Have you ever contemplated the principles of the law of attraction and its operational mechanisms?
As I lay my head on the pillow, my mind raced with unrelenting thoughts. I noticed that voicing my complaints about my problems made them grow larger. This also resulted in an increase in their frequency. This led to feelings of irritation and the question of “why me?” rather than taking the necessary steps to handle and work through the issues at hand. I engage in shadow work. I have come to realize that my bowel movements are connected to my emotional state. Yet, it is important to note that this is not a method for weight loss. The decrease in weight was influenced by various factors, not solely this connection.

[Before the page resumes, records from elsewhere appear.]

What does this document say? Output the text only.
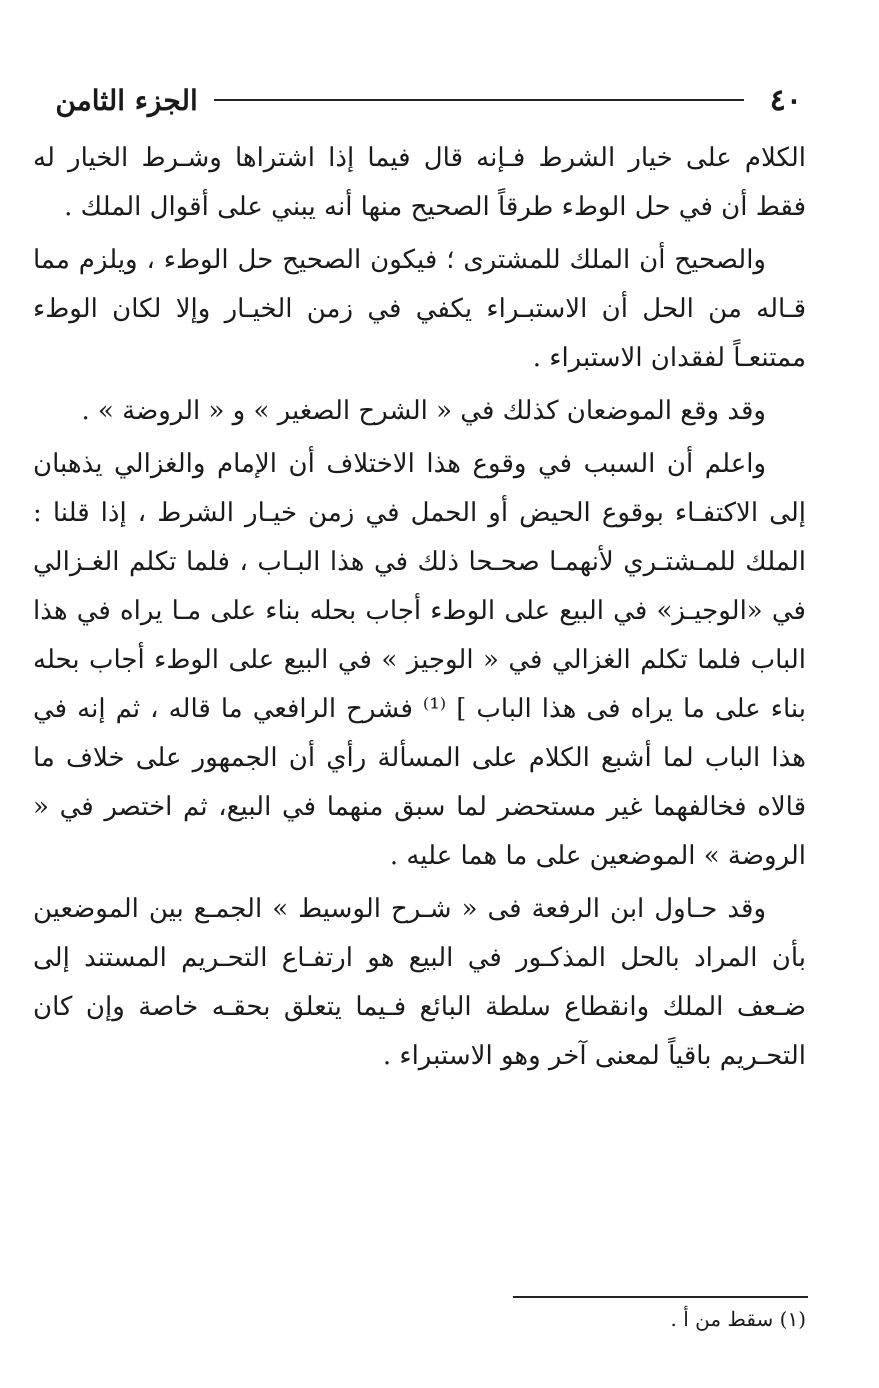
٤٠
الجزء الثامن

الكلام على خيار الشرط فـإنه قال فيما إذا اشتراها وشـرط الخيار له فقط أن في حل الوطء طرقاً الصحيح منها أنه يبني على أقوال الملك .

والصحيح أن الملك للمشترى ؛ فيكون الصحيح حل الوطء ، ويلزم مما قـاله من الحل أن الاستبـراء يكفي في زمن الخيـار وإلا لكان الوطء ممتنعـاً لفقدان الاستبراء .

وقد وقع الموضعان كذلك في « الشرح الصغير » و « الروضة » .

واعلم أن السبب في وقوع هذا الاختلاف أن الإمام والغزالي يذهبان إلى الاكتفـاء بوقوع الحيض أو الحمل في زمن خيـار الشرط ، إذا قلنا : الملك للمـشتـري لأنهمـا صحـحا ذلك في هذا البـاب ، فلما تكلم الغـزالي في «الوجيـز» في البيع على الوطء أجاب بحله بناء على مـا يراه في هذا الباب فلما تكلم الغزالي في « الوجيز » في البيع على الوطء أجاب بحله بناء على ما يراه فى هذا الباب ] ⁽¹⁾ فشرح الرافعي ما قاله ، ثم إنه في هذا الباب لما أشبع الكلام على المسألة رأي أن الجمهور على خلاف ما قالاه فخالفهما غير مستحضر لما سبق منهما في البيع، ثم اختصر في « الروضة » الموضعين على ما هما عليه .

وقد حـاول ابن الرفعة فى « شـرح الوسيط » الجمـع بين الموضعين بأن المراد بالحل المذكـور في البيع هو ارتفـاع التحـريم المستند إلى ضـعف الملك وانقطاع سلطة البائع فـيما يتعلق بحقـه خاصة وإن كان التحـريم باقياً لمعنى آخر وهو الاستبراء .

(١) سقط من أ .
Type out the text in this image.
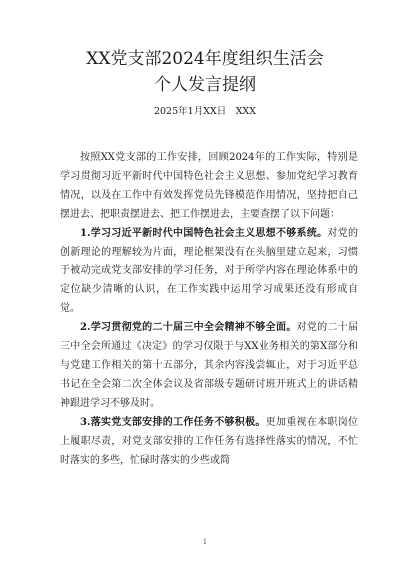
XX党支部2024年度组织生活会
个人发言提纲
2025年1月XX日　XXX

按照XX党支部的工作安排，回顾2024年的工作实际，特别是学习贯彻习近平新时代中国特色社会主义思想、参加党纪学习教育情况，以及在工作中有效发挥党员先锋模范作用情况，坚持把自己摆进去、把职责摆进去、把工作摆进去，主要查摆了以下问题：

1.学习习近平新时代中国特色社会主义思想不够系统。对党的创新理论的理解较为片面，理论框架没有在头脑里建立起来，习惯于被动完成党支部安排的学习任务，对于所学内容在理论体系中的定位缺少清晰的认识，在工作实践中运用学习成果还没有形成自觉。

2.学习贯彻党的二十届三中全会精神不够全面。对党的二十届三中全会所通过《决定》的学习仅限于与XX业务相关的第X部分和与党建工作相关的第十五部分，其余内容浅尝辄止，对于习近平总书记在全会第二次全体会议及省部级专题研讨班开班式上的讲话精神跟进学习不够及时。

3.落实党支部安排的工作任务不够积极。更加重视在本职岗位上履职尽责，对党支部安排的工作任务有选择性落实的情况，不忙时落实的多些，忙碌时落实的少些或简

1
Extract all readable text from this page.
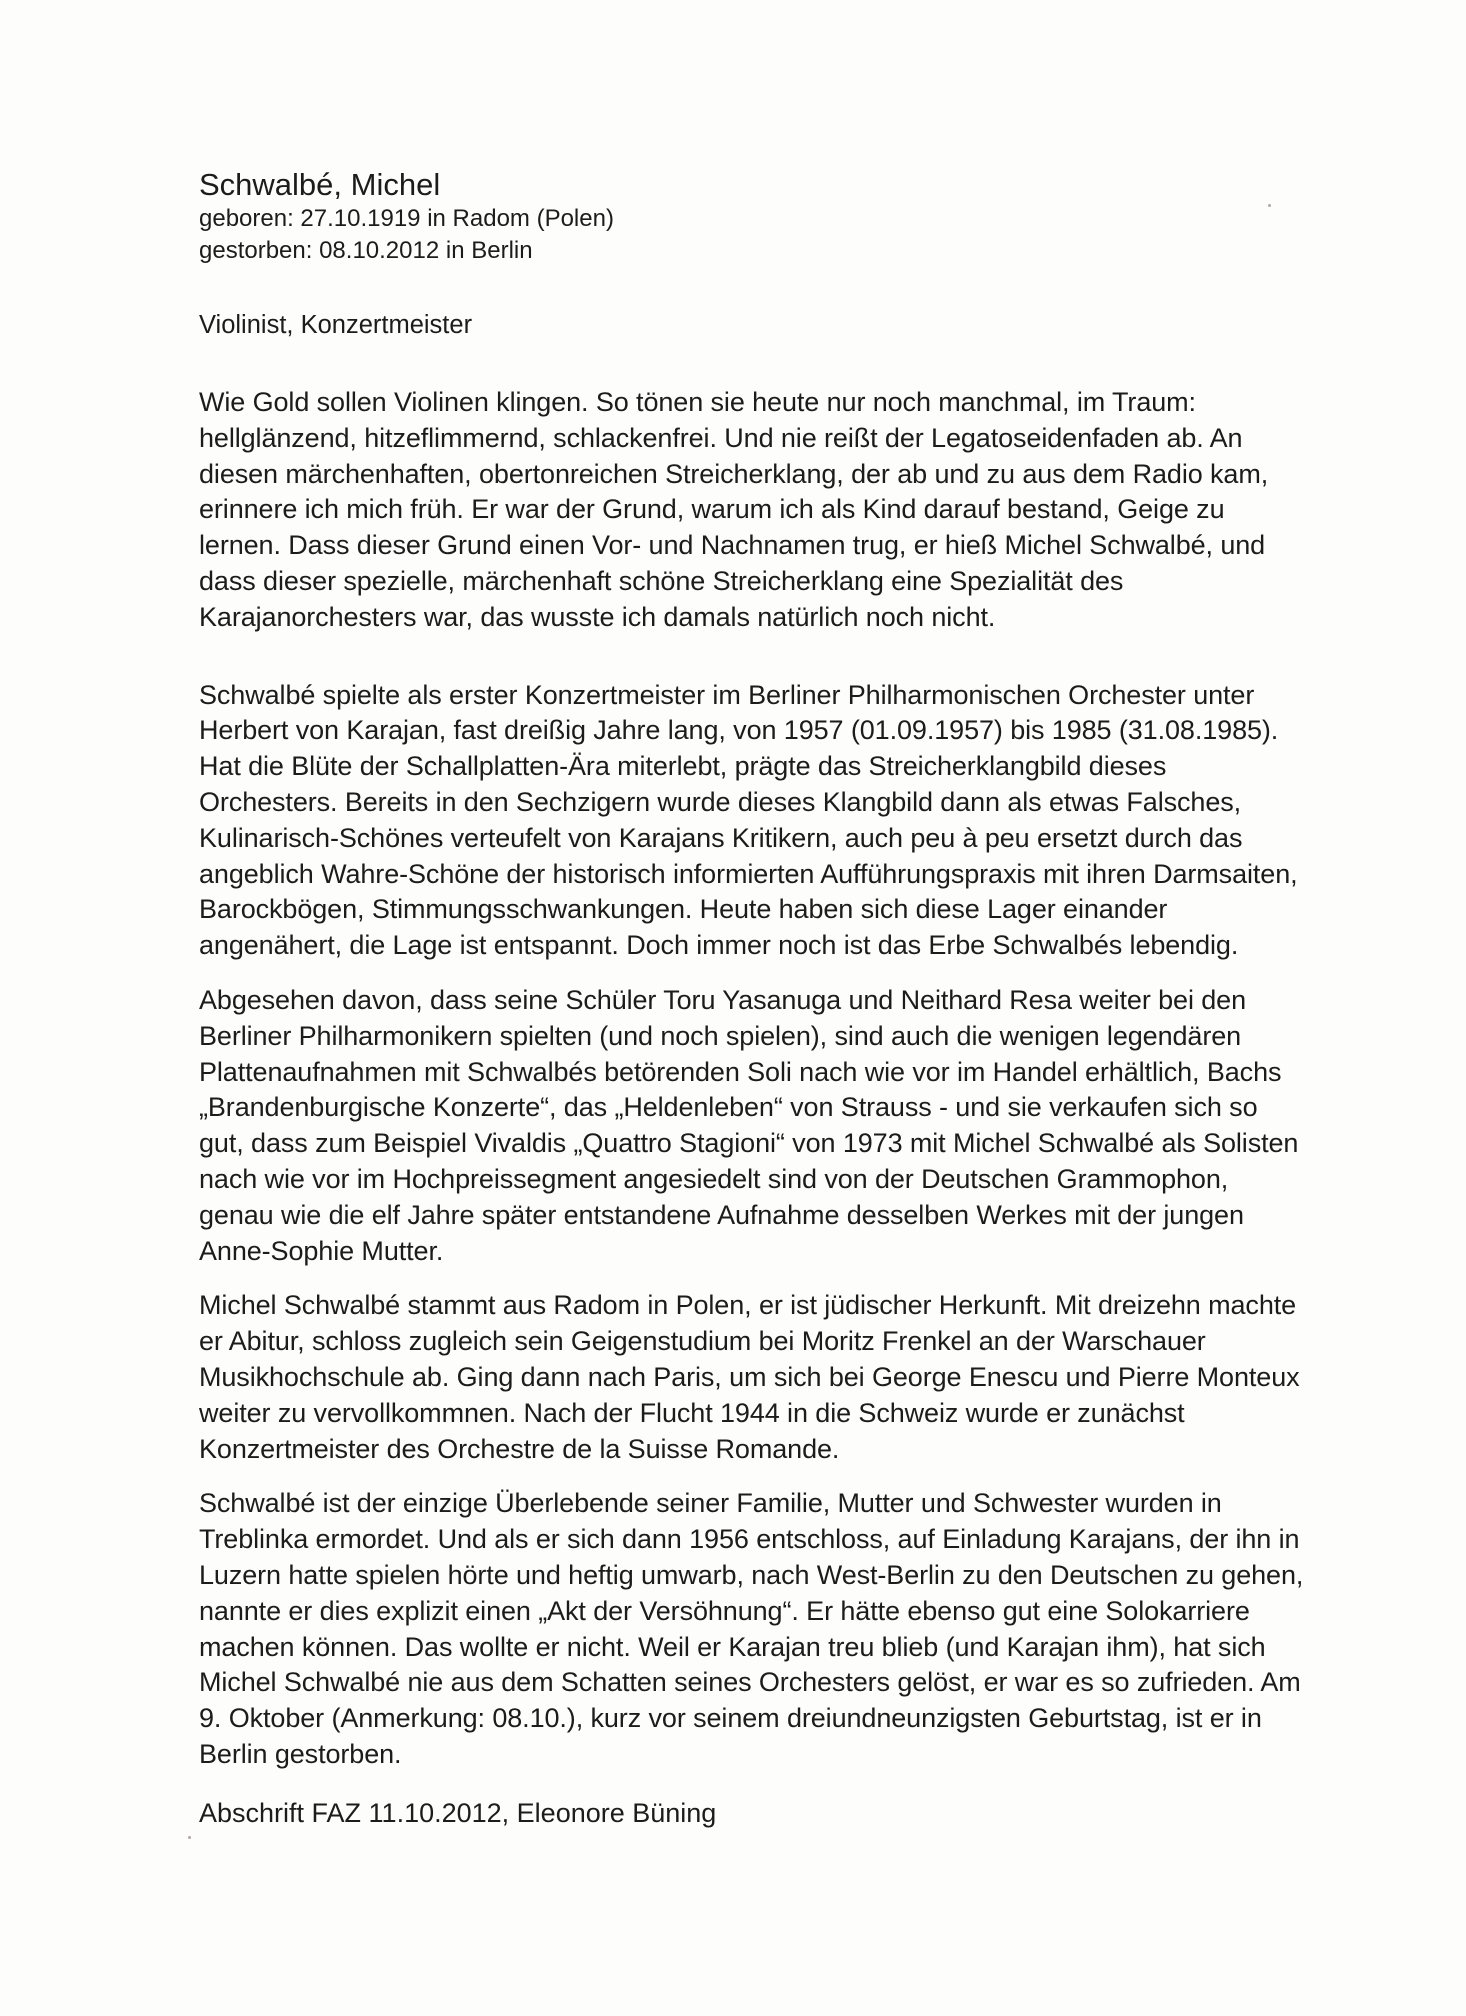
Schwalbé, Michel

geboren: 27.10.1919 in Radom (Polen)

gestorben: 08.10.2012 in Berlin

Violinist, Konzertmeister

Wie Gold sollen Violinen klingen. So tönen sie heute nur noch manchmal, im Traum: hellglänzend, hitzeflimmernd, schlackenfrei. Und nie reißt der Legatoseidenfaden ab. An diesen märchenhaften, obertonreichen Streicherklang, der ab und zu aus dem Radio kam, erinnere ich mich früh. Er war der Grund, warum ich als Kind darauf bestand, Geige zu lernen. Dass dieser Grund einen Vor- und Nachnamen trug, er hieß Michel Schwalbé, und dass dieser spezielle, märchenhaft schöne Streicherklang eine Spezialität des Karajanorchesters war, das wusste ich damals natürlich noch nicht.

Schwalbé spielte als erster Konzertmeister im Berliner Philharmonischen Orchester unter Herbert von Karajan, fast dreißig Jahre lang, von 1957 (01.09.1957) bis 1985 (31.08.1985). Hat die Blüte der Schallplatten-Ära miterlebt, prägte das Streicherklangbild dieses Orchesters. Bereits in den Sechzigern wurde dieses Klangbild dann als etwas Falsches, Kulinarisch-Schönes verteufelt von Karajans Kritikern, auch peu à peu ersetzt durch das angeblich Wahre-Schöne der historisch informierten Aufführungspraxis mit ihren Darmsaiten, Barockbögen, Stimmungsschwankungen. Heute haben sich diese Lager einander angenähert, die Lage ist entspannt. Doch immer noch ist das Erbe Schwalbés lebendig.

Abgesehen davon, dass seine Schüler Toru Yasanuga und Neithard Resa weiter bei den Berliner Philharmonikern spielten (und noch spielen), sind auch die wenigen legendären Plattenaufnahmen mit Schwalbés betörenden Soli nach wie vor im Handel erhältlich, Bachs „Brandenburgische Konzerte“, das „Heldenleben“ von Strauss - und sie verkaufen sich so gut, dass zum Beispiel Vivaldis „Quattro Stagioni“ von 1973 mit Michel Schwalbé als Solisten nach wie vor im Hochpreissegment angesiedelt sind von der Deutschen Grammophon, genau wie die elf Jahre später entstandene Aufnahme desselben Werkes mit der jungen Anne-Sophie Mutter.

Michel Schwalbé stammt aus Radom in Polen, er ist jüdischer Herkunft. Mit dreizehn machte er Abitur, schloss zugleich sein Geigenstudium bei Moritz Frenkel an der Warschauer Musikhochschule ab. Ging dann nach Paris, um sich bei George Enescu und Pierre Monteux weiter zu vervollkommnen. Nach der Flucht 1944 in die Schweiz wurde er zunächst Konzertmeister des Orchestre de la Suisse Romande.

Schwalbé ist der einzige Überlebende seiner Familie, Mutter und Schwester wurden in Treblinka ermordet. Und als er sich dann 1956 entschloss, auf Einladung Karajans, der ihn in Luzern hatte spielen hörte und heftig umwarb, nach West-Berlin zu den Deutschen zu gehen, nannte er dies explizit einen „Akt der Versöhnung“. Er hätte ebenso gut eine Solokarriere machen können. Das wollte er nicht. Weil er Karajan treu blieb (und Karajan ihm), hat sich Michel Schwalbé nie aus dem Schatten seines Orchesters gelöst, er war es so zufrieden. Am 9. Oktober (Anmerkung: 08.10.), kurz vor seinem dreiundneunzigsten Geburtstag, ist er in Berlin gestorben.

Abschrift FAZ 11.10.2012, Eleonore Büning
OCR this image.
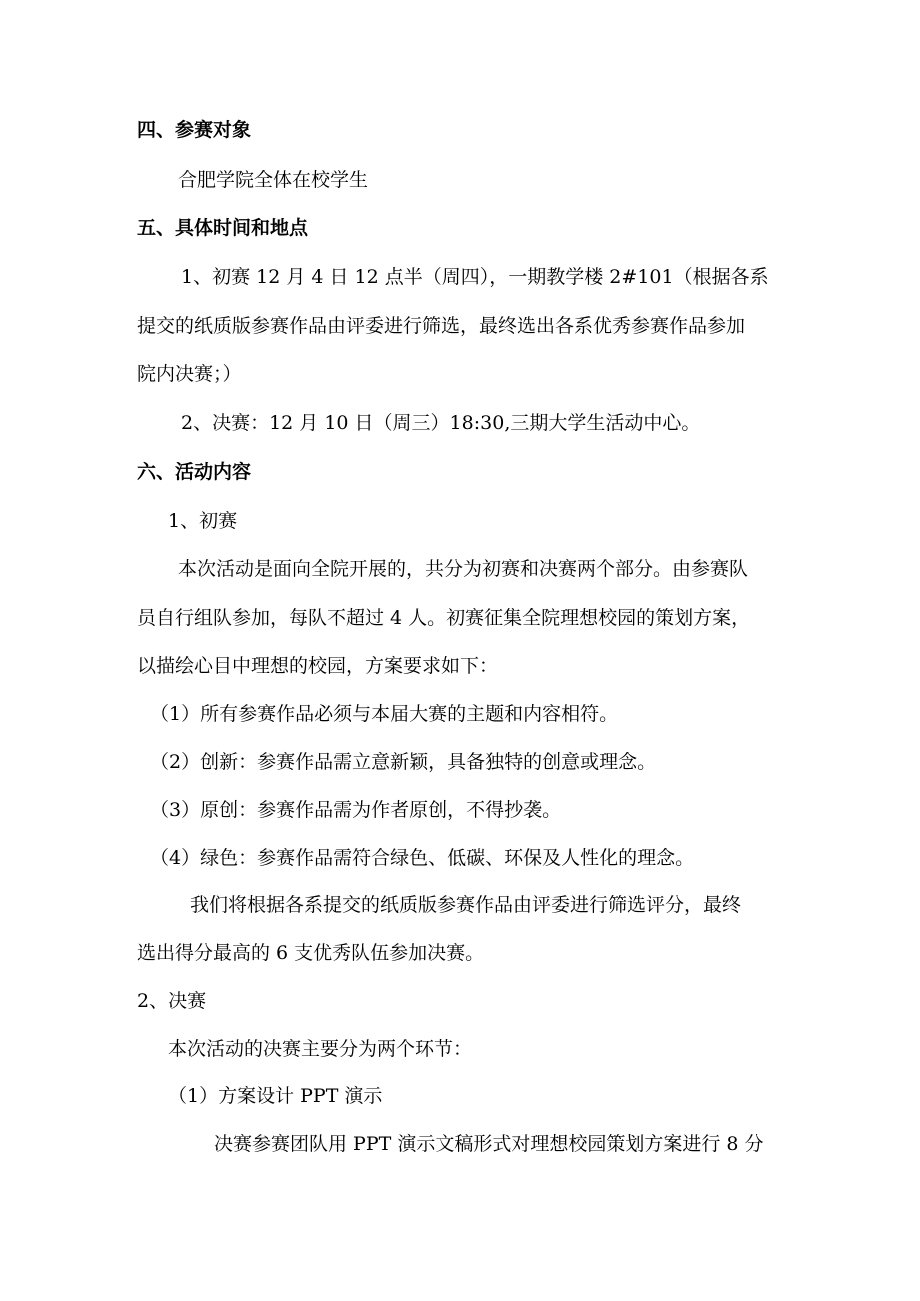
四、参赛对象

合肥学院全体在校学生

五、具体时间和地点

1、初赛 12 月 4 日 12 点半（周四），一期教学楼 2#101（根据各系

提交的纸质版参赛作品由评委进行筛选，最终选出各系优秀参赛作品参加

院内决赛；）

2、决赛：12 月 10 日（周三）18:30,三期大学生活动中心。

六、活动内容

1、初赛

本次活动是面向全院开展的，共分为初赛和决赛两个部分。由参赛队

员自行组队参加，每队不超过 4 人。初赛征集全院理想校园的策划方案，

以描绘心目中理想的校园，方案要求如下：

（1）所有参赛作品必须与本届大赛的主题和内容相符。

（2）创新：参赛作品需立意新颖，具备独特的创意或理念。

（3）原创：参赛作品需为作者原创，不得抄袭。

（4）绿色：参赛作品需符合绿色、低碳、环保及人性化的理念。

我们将根据各系提交的纸质版参赛作品由评委进行筛选评分，最终

选出得分最高的 6 支优秀队伍参加决赛。

2、决赛

本次活动的决赛主要分为两个环节：

（1）方案设计 PPT 演示

决赛参赛团队用 PPT 演示文稿形式对理想校园策划方案进行 8 分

Some believe that weight loss can be achieved through shadow work. Still, it is important to clarify that shadow work addresses the fundamental issues that affect us daily. It helps us confront our traumas. We learn to navigate a world that can trigger us. Triggers can happen intentionally or inadvertently, by others or even ourselves. I do not claim to be an expert in this area; I merely share my personal insights. Shadow work is inherently individualized, as the approach one takes to navigate it differs from that of another.
The law of attraction demonstrated a significant truth: the more I focused on my problems, the more they multiplied. I was inadvertently attracting what I did not want due to my obsessive attention to these issues. I began to shift my mindset. I actively worked through these challenges and learned to recognize the signs and clues I had earlier overlooked. I noticed a marked reduction in the problems I wished to avoid. Instead, I redirected my energy. I focused on manifesting my true desires. I wanted a home in New Orleans. Ideally, it would be situated near the French Quarter or Bourbon Street. I envisioned living as an independent woman. I sought meaningful relationships with men. Meanwhile, I immersed myself in the creative process of writing. My cat nestled comfortably in my lap.
Presently married and sharing my life with a dog, I find myself in a relationship fraught with significant concerns. My financial situation is precarious, leaving me with no money to my name. I show this as an undeniable fact. Once I start writing and selling books online, I expect the opportunity to earn my own income. My aim is to reach New Orleans by the end of this year. Yet, I recognize that achieving this goal will take longer than I expect. Buying a house and establishing a sustainable income for myself and my cat will also take more time.
I have exciting plans for the future, as I look ahead to having both a steady income and a cat! I’m staying positive and reminding myself that patience is key. My current home is almost paid off. This is fantastic. I’m thrilled about updating both the front and back yards. The inside of the house will also get a vibrant makeover! I’ve decided to let go of our old truck and the boat, and I’m eager to inventory all my books. It will be a challenge to part with some of them. Still, starting fresh when I move to New Orleans will be worth it. While I’ll miss my dog dearly—she’s a cherished companion—I know she’s loved and well cared for.
Everything will work itself out eventually. Right now, I am taking charge. I am fixing the aspects of my life that need attention. Additionally, I’m excited to celebrate the wheel of the year, beginning with Imbolc. I’ll keep it simple by lighting two candles and harvesting fresh rosemary from my garden. This is my first time celebrating, and I am eager to see what the year will bring.